Infine, si toccano argomenti nei quali i candidati entrano più o meno nel merito, come la crisi in Ucraina, i simboli religiosi nei luoghi pubblici e la possibile adesione all’Unione europea di eventuali “nuovi Stati” nati da movimenti indipendentisti come quello della Catalogna in Spagna o della Scozia in Gran Bretagna.
A differenza dei dibattiti italiani impostati con la stessa modalità, i candidati europei sembrano meno ingessati, più reattivi e non mancano di tirarsi frecciatine come quando Verhofstadt ha affermato che uno dei pochi socialisti intelligenti è stato Jaques Delors, guardando con aria provocatoria uno Schulz sicuro di avere la vittoria in mano oppure quando Alexis Tsipras, molto “grecocentrico”, ha affermato che al Consiglio europeo di Cannes è stato deciso a porte chiuse di rovesciare due governi democraticamente eletti (quello greco e quello italiano).
L’impressione generale è quella di un’occasione mancata.

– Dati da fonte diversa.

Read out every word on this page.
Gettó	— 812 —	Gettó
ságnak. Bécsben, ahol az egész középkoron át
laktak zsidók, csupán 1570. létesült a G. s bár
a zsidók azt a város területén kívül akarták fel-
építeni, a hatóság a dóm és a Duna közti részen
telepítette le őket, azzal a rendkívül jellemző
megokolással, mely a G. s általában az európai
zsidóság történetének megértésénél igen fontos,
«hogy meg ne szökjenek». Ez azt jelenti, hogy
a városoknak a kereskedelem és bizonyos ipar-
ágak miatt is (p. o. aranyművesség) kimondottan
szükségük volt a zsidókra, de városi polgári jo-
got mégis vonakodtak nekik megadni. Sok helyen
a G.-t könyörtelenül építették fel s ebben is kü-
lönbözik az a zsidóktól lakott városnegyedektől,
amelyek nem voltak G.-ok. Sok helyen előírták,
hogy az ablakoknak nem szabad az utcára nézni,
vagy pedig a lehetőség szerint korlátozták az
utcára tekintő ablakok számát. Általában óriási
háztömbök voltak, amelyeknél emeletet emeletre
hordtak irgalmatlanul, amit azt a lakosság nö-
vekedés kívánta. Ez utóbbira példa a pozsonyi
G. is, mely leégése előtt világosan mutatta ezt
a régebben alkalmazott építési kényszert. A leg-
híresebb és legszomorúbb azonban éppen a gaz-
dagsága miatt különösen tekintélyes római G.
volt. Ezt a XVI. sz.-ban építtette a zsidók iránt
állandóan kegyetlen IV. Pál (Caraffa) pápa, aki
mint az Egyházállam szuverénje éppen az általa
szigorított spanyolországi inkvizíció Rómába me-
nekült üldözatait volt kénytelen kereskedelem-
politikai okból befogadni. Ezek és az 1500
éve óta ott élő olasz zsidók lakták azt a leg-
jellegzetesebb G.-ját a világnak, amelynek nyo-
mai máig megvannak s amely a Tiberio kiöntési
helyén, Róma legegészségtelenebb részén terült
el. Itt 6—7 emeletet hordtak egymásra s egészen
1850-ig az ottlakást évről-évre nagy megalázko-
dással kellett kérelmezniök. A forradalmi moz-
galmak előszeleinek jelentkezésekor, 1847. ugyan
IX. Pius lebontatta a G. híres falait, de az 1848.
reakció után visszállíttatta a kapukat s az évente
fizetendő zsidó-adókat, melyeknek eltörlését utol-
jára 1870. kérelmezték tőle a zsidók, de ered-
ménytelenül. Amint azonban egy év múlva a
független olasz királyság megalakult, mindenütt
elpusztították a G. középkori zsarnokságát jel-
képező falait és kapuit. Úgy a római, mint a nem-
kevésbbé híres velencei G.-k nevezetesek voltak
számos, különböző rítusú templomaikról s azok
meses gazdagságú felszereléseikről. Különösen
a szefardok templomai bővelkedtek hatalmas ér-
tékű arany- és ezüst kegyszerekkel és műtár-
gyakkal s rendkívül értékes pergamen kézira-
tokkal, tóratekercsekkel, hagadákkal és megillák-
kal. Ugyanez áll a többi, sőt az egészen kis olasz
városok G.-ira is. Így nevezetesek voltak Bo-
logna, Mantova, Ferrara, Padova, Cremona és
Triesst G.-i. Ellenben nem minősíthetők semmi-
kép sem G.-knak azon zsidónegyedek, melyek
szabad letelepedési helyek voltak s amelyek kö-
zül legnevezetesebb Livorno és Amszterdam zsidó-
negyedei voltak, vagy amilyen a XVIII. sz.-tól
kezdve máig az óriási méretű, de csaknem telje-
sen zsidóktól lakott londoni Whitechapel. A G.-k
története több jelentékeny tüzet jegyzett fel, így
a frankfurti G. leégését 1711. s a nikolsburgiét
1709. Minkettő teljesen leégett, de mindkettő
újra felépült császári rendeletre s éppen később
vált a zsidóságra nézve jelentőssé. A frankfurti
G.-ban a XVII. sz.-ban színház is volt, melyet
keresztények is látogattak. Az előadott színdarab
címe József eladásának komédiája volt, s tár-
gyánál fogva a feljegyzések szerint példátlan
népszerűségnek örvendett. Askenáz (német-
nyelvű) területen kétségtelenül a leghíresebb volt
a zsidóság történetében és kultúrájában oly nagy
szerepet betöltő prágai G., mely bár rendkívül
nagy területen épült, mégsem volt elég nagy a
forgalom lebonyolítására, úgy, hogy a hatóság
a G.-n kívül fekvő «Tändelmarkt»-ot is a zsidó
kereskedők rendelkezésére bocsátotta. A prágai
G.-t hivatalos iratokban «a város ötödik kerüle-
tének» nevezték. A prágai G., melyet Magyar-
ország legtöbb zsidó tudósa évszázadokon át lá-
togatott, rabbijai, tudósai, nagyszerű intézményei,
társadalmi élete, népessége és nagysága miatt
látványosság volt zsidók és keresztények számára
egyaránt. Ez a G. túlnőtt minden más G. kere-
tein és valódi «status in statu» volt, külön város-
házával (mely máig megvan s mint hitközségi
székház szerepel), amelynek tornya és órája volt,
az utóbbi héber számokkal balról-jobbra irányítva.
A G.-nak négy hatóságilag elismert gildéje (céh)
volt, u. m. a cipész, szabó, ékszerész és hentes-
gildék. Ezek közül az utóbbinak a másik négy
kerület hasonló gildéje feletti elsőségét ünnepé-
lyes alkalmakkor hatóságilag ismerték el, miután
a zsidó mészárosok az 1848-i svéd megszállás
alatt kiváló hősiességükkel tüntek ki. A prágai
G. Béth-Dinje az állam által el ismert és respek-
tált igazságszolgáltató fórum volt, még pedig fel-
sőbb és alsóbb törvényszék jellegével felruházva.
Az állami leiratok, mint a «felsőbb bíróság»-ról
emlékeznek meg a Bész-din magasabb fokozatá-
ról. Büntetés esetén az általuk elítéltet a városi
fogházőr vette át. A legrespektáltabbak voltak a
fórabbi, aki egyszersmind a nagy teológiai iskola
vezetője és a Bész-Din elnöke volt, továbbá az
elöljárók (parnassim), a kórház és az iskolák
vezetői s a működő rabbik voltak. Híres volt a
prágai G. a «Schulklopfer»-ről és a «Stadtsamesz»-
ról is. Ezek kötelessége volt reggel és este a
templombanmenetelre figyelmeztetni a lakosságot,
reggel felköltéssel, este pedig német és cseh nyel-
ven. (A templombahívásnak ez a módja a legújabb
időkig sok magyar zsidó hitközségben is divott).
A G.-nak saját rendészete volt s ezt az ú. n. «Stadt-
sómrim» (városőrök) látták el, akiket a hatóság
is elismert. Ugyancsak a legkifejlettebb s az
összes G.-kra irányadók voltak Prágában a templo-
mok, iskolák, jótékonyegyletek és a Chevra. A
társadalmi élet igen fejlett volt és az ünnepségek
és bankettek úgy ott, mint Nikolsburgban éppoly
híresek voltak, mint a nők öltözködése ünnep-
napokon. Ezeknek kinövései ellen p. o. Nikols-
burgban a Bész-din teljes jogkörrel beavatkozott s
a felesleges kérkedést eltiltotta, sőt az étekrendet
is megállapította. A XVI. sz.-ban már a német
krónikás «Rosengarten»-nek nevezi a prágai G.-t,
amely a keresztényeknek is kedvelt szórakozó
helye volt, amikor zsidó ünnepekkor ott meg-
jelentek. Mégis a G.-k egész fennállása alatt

Domande così generiche e ampie non potevano portare a risposte concrete in un minuto. Si è parlato più di ideali e di visioni che di soluzioni reali e in un momento in cui i cittadini chiedono soluzioni ai loro problemi, questa impostazione si è rivelata poco efficace.
Tuttavia, si può senza dubbio affermare che un grande passo in avanti è stato fatto. Fino a qualche anno fa sarebbe stato impensabile riuscire a organizzare un evento simile sui principali canali tv nazionali. Per un’ora e mezza tutti gli europei hanno avuto l’occasione di guardare insieme una trasmissione che li ha resi realmente protagonisti. Questo dibattito è stato fondamentale per mettere in evidenza la dimensione europea delle prossime elezioni che invece, soprattutto in Italia, passa spesso in secondo piano in una campagna elettorale che finisce per rispecchiare le solite dinamiche nazionali.
A livello di contenuti forse non sarà stato un successo ma sicuramente, i padri fondatori europei come Robert Schuman o Alcide De Gasperi, sarebbero stati orgogliosi di vedere che, per un momento, il popolo europeo si è riunito per individuare la strada da intraprendere e decidere del proprio futuro, insieme.